I at once opened the door, and walked up to the fellow with a pistol in my hand. I found that he had really managed to get an arm free, though the moment he saw me he placed it behind him.

I shouted to old Bob, who quickly came to my assistance, and we soon had the fellow more securely fastened than before. We then examined the other. Though he had evidently been trying his best to get out his arms, he had not succeeded. As may be supposed, we did not allow them an opportunity of attempting the same trick again, and when I called up Guy, I charged him to keep a watch on the two fellows, a lantern being placed in the middle of the hut to throw its light upon them.

At day-break Hector rode off to execute the commissions for his father, and at the same time to summon the police.

As our prisoners required our constant attention, we were very thankful when a dozen black troopers came clattering up to the station under the command of an English officer, to whom we handed over the bushrangers, and gave a full description of how they had been caught, and of their two companions who had escaped.

We had, as we expected, to go and give evidence; but, fortunately, as their trial came on at once, we were not long delayed.

By the time we were wanted, Bracewell, thanks to the dominie's medical skill, had almost entirely recovered.
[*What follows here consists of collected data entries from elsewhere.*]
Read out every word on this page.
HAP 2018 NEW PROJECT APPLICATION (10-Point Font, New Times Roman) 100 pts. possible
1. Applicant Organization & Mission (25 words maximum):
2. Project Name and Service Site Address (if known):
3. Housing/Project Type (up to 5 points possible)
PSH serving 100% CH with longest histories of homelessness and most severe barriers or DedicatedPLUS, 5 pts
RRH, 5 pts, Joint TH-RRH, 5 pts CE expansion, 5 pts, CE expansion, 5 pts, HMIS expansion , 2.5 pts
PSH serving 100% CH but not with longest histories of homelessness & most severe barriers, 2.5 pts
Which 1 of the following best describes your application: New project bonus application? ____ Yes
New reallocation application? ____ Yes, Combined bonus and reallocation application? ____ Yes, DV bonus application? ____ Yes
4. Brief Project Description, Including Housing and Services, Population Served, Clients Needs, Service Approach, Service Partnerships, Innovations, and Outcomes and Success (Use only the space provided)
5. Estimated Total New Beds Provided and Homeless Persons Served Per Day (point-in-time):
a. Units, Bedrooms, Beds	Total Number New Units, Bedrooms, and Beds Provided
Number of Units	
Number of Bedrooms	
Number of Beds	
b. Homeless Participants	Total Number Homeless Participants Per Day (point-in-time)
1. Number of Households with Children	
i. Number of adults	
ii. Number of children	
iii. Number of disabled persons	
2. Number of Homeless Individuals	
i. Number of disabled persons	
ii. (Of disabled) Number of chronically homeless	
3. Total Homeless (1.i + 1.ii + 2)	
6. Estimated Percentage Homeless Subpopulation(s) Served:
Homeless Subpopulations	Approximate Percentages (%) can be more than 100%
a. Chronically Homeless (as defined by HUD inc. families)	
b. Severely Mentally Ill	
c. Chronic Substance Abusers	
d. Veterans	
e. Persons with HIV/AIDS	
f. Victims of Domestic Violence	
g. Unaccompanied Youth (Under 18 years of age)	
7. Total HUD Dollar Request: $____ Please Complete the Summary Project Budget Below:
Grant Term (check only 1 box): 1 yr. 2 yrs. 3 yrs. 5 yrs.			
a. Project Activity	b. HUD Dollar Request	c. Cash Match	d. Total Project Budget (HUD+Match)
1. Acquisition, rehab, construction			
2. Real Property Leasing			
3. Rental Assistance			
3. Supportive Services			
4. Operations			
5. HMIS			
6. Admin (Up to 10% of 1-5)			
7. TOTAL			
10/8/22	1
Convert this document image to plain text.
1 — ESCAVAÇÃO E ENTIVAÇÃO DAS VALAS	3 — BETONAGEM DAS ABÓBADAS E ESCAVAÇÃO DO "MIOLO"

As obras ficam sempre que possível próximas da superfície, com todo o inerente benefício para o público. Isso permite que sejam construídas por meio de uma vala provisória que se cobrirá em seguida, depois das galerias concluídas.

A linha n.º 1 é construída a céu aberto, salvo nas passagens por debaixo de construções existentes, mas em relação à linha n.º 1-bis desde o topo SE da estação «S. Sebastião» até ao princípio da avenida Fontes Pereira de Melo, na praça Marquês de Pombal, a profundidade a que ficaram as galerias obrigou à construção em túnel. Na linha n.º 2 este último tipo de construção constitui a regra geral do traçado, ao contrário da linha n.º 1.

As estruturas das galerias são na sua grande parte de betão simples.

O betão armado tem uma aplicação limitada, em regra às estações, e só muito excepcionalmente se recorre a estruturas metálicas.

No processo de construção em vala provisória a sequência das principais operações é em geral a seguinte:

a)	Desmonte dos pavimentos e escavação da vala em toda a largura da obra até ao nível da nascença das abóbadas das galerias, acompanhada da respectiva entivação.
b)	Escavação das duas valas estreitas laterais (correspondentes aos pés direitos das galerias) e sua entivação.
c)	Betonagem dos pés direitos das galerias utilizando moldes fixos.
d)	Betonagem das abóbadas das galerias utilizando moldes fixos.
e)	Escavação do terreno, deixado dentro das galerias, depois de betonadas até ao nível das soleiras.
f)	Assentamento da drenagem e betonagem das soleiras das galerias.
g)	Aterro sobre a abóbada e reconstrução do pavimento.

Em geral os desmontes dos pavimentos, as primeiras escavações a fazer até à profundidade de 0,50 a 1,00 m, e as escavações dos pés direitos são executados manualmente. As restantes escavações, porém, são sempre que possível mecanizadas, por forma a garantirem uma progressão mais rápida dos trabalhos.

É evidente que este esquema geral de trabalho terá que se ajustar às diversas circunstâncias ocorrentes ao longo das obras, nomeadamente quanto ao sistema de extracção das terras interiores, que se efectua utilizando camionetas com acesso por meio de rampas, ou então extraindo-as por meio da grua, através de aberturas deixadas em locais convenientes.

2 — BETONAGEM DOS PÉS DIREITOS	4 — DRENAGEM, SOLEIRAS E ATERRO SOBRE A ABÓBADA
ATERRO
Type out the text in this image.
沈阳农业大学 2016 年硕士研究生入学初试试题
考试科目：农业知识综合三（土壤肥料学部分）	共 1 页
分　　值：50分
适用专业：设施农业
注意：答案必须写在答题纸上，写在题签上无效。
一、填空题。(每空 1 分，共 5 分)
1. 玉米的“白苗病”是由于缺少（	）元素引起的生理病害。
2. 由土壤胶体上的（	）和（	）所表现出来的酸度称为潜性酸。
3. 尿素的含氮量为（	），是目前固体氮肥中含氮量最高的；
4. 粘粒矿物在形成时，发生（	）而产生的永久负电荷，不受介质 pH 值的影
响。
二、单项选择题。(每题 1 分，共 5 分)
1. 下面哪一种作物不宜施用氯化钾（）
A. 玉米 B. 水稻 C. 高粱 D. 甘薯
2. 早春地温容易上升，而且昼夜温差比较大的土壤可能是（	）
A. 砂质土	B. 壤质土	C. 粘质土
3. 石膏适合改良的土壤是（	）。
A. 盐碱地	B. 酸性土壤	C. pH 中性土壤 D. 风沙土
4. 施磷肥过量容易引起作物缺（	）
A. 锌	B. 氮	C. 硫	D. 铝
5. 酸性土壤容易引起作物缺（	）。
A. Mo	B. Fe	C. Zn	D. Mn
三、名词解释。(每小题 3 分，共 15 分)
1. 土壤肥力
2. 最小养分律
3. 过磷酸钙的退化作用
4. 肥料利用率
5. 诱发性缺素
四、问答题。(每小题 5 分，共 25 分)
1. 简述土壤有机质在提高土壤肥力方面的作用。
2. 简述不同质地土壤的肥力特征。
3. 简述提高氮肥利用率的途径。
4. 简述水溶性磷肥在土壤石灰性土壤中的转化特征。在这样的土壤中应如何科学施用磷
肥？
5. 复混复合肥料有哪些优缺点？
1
He was able to identify the two men as among the party who had attacked him, we also having found in their possession some of his property which they had taken. The other two were still at large, but the police entertained no doubt that they should catch them before long.

We all returned to Bracewell's, and I was glad to find that he had accepted an invitation from Mr Strong, to pay him a visit, which he was able to do as he had engaged a trustworthy man to assist old Bob in taking care of the station. We therefore prepared to set out immediately.